The example being set through Tech’s case could further advance what Mulhare called the “proliferation” of alert systems similar to Tech’s emergency notification plan. Tech has implemented text message alerts, classroom LED signs and a desktop alert widget since the shootings.
Another point in the university’s response argues Tech officials could not have known the threat level that existed on April 16.
The university letter to the Department of Education said that, “there are many instances in which the Department did not benefit from having all pertinent facts or university operational procedures.”
Mulhare’s response goes on to say that Tech “disputes many of the initial findings of the DOE concerning timely warnings and application of policy.”
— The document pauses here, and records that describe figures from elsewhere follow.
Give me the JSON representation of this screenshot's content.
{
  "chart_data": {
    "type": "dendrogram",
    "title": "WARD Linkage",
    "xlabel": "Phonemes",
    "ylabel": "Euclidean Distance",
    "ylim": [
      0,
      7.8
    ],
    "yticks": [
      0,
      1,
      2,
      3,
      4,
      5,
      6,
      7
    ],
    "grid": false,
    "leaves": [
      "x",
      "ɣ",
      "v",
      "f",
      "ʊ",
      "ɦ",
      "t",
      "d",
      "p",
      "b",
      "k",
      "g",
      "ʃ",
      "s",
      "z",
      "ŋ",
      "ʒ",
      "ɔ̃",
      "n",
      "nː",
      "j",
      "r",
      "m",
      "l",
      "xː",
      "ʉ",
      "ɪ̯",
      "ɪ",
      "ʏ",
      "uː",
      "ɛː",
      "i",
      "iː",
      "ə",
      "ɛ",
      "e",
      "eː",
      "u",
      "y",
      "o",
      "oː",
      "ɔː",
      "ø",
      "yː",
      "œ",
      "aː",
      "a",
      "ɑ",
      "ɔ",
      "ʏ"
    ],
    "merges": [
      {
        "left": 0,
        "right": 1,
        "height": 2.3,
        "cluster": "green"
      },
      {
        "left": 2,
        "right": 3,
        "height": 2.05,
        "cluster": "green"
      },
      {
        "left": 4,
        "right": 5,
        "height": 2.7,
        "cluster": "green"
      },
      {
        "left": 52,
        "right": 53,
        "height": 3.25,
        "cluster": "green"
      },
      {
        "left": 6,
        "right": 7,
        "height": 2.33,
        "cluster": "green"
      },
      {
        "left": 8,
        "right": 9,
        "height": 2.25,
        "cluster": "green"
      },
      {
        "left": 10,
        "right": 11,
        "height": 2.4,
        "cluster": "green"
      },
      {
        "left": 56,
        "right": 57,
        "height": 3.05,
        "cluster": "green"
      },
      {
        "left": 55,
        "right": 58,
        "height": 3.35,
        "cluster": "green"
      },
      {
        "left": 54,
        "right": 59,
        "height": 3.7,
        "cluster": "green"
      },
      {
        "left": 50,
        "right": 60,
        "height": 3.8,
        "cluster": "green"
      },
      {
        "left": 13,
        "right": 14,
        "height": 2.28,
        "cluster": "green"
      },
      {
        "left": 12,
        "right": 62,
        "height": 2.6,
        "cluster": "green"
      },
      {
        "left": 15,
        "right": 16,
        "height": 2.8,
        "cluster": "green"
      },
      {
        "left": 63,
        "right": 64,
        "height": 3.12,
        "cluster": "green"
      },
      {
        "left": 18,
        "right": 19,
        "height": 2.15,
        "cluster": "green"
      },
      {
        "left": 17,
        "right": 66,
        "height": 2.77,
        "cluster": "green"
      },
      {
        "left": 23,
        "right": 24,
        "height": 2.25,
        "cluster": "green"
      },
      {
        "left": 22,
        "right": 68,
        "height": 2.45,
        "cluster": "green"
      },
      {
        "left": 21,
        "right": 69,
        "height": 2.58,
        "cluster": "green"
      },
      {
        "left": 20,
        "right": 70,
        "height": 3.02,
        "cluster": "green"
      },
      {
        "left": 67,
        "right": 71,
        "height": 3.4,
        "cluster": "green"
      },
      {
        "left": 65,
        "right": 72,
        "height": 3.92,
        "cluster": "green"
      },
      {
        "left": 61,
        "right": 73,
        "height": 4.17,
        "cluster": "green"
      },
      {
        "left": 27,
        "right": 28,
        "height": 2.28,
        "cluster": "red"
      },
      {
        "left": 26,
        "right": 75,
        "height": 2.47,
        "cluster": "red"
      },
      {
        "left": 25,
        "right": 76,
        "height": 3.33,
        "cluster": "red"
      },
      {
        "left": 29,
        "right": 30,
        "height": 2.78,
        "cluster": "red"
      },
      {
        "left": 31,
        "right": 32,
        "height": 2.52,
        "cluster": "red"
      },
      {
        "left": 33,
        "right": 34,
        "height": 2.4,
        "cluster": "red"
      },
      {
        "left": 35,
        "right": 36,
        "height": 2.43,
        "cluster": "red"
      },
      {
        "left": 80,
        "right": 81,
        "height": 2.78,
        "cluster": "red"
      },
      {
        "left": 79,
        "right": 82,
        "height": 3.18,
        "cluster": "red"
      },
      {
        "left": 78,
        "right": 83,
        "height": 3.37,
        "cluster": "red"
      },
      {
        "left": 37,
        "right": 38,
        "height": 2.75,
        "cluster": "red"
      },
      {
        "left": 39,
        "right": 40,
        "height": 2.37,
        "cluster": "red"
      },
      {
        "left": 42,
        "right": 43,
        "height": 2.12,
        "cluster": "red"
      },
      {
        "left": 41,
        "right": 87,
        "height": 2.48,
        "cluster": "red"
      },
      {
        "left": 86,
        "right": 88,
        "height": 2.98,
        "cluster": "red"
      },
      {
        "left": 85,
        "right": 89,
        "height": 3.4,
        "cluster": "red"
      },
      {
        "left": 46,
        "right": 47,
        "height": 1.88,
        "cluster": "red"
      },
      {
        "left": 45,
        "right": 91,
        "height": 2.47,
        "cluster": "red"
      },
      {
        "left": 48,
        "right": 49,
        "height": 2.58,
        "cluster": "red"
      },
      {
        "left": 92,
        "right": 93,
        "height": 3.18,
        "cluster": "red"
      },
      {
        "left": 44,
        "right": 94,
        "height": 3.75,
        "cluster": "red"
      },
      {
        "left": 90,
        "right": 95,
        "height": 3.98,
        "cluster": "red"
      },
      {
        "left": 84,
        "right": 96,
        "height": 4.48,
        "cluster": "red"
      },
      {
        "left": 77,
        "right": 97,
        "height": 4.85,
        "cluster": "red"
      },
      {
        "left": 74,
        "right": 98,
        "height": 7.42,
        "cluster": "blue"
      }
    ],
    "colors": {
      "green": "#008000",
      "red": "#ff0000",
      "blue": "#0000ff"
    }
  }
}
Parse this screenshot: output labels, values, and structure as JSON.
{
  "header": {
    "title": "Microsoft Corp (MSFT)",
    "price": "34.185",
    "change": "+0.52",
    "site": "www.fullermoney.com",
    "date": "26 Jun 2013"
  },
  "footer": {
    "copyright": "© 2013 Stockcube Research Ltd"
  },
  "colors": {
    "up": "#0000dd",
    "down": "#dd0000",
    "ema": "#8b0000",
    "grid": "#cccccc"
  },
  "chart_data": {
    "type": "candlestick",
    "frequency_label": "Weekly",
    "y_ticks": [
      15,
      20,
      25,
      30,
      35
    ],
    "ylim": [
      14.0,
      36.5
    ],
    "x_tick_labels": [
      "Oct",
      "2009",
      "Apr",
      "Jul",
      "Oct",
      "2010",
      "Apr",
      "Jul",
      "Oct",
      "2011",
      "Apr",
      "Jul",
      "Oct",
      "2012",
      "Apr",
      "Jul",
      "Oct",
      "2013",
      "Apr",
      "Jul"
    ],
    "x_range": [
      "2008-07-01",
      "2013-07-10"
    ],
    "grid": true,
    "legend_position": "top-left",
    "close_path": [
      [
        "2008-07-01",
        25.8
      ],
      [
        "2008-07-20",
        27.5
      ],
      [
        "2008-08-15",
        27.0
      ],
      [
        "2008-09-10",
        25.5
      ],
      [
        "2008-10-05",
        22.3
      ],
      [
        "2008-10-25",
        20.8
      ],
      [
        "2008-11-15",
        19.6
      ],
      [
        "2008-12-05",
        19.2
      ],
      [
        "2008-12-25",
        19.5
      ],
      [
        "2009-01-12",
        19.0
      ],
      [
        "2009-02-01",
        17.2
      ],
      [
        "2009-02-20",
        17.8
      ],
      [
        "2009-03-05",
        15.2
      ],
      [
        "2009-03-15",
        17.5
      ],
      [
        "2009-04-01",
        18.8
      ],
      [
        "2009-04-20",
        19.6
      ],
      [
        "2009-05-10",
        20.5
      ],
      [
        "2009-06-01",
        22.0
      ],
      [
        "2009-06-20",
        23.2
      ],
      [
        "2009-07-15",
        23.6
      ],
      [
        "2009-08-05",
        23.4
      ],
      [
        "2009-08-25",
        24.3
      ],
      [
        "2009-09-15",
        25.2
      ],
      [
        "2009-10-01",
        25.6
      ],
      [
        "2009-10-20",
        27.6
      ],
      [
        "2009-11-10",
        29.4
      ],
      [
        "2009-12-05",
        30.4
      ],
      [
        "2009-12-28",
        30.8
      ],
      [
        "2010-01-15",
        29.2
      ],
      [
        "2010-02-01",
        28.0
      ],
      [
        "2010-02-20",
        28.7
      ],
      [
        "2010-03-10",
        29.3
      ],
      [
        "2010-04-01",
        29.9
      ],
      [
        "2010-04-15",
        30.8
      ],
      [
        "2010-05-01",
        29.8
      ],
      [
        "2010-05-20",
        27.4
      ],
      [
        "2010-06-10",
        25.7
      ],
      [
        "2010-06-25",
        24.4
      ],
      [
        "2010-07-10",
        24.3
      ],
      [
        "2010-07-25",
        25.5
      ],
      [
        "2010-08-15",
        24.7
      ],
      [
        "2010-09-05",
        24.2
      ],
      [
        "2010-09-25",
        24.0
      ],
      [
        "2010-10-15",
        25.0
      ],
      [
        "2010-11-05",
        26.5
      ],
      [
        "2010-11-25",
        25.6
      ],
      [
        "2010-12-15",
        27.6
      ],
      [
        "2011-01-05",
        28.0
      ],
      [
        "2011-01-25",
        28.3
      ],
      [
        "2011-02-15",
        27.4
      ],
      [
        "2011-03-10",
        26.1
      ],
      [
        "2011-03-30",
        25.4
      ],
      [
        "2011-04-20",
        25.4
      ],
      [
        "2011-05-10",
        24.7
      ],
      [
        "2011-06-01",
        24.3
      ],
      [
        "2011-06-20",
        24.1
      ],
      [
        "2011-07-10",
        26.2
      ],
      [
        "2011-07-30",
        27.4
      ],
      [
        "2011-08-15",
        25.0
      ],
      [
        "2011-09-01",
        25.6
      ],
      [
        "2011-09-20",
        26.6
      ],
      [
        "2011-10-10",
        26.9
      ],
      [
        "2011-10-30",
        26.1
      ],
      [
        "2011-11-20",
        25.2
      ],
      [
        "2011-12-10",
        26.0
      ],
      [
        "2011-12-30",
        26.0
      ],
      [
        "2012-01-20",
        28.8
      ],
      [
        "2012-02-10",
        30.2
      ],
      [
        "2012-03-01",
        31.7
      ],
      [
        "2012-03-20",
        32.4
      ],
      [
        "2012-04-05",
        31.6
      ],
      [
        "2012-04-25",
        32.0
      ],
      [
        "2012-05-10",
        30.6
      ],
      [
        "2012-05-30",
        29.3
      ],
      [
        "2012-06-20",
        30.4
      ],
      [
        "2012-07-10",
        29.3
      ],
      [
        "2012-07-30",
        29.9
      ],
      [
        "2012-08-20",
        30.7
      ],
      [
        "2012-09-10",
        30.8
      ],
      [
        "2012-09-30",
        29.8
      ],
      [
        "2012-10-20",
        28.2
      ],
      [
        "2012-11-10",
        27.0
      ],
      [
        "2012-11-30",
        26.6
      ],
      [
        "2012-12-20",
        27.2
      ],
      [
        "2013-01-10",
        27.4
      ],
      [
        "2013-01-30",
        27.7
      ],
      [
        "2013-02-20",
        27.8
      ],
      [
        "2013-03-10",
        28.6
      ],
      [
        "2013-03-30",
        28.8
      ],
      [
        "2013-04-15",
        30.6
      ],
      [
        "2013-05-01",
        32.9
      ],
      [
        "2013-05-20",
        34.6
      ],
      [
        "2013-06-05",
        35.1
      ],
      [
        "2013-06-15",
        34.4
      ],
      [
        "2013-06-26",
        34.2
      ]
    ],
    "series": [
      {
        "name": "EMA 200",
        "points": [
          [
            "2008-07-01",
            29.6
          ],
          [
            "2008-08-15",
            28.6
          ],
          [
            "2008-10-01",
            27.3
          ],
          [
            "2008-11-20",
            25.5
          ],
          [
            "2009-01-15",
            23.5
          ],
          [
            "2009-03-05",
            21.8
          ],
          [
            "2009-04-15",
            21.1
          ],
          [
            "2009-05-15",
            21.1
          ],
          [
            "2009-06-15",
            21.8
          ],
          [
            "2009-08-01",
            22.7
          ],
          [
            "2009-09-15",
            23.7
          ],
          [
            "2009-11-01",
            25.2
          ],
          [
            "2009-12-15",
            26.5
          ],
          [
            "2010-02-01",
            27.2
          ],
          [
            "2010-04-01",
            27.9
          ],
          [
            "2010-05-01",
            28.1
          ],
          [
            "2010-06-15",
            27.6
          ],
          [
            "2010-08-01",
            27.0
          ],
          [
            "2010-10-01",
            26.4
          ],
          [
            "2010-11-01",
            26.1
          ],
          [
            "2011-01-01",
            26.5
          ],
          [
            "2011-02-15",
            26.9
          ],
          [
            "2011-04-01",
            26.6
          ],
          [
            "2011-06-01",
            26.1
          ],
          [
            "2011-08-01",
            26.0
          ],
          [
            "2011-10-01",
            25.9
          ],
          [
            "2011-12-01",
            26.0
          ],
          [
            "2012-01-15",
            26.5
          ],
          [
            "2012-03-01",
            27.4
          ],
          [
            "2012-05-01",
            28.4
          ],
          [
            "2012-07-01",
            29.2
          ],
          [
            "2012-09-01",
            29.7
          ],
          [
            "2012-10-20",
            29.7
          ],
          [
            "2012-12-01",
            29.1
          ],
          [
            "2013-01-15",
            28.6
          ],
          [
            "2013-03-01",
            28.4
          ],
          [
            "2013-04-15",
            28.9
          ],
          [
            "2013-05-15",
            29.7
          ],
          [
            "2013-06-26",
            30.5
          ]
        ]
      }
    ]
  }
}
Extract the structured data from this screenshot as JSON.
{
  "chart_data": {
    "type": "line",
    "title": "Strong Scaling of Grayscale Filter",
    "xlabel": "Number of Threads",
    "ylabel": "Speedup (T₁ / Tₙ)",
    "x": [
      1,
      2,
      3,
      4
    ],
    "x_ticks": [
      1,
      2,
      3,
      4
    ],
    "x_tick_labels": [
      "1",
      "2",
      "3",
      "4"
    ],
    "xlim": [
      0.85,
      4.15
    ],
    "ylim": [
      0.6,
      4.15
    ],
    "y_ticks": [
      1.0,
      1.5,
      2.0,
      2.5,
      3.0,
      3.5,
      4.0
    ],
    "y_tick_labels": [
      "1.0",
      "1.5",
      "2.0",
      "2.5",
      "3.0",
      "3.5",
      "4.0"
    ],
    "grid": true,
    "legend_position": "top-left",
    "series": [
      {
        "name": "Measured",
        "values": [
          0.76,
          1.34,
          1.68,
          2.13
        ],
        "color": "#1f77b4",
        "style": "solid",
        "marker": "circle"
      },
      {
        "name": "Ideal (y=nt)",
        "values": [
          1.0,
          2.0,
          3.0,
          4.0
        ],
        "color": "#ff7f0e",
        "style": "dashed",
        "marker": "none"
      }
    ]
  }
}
“It is the university’s positions that Virginia Tech complied with the Clery Act during the events that occurred on April 16, 2007,” Mulhare wrote.
“DOE’s determination that Virginia Tech’s warning was not timely and inadequate is based on DOE’s knowledge now that a threat existed on April 16, 2007,” the response said. “However, in context, this finding does not fit the known facts early in the morning on April 16, or the law that existed at the time.”
The response claims Tech’s reaction to the initial shootings in WAJ, which occurred around 7:15 a.m. and eventually left both victims dead, was appropriate given the known information. The first warning to the campus community was sent
at 9:26 a.m.
“The potential danger to the campus community was considered,” the response said. “The evidence at the crime scene presented as an act of targeted violence. The crime scene was evaluated by experienced, trained and nationally accredited law enforcement professionals from three jurisdictions (VTPD, Blacksburg Police Department and the Virginia State Police).”
Carter said the policy group, which was a collection of university officials making decisions on warnings, may have believed the suspect had left campus, but they could not have been sure.
“Could anybody have foreseen that 30 more murders would have been perpetrated? No,” Carter said. “But that’s not the point. Was it reasonably foreseeable that an unknown attempted murder suspect at large might have another target? That was a reasonable assumption.”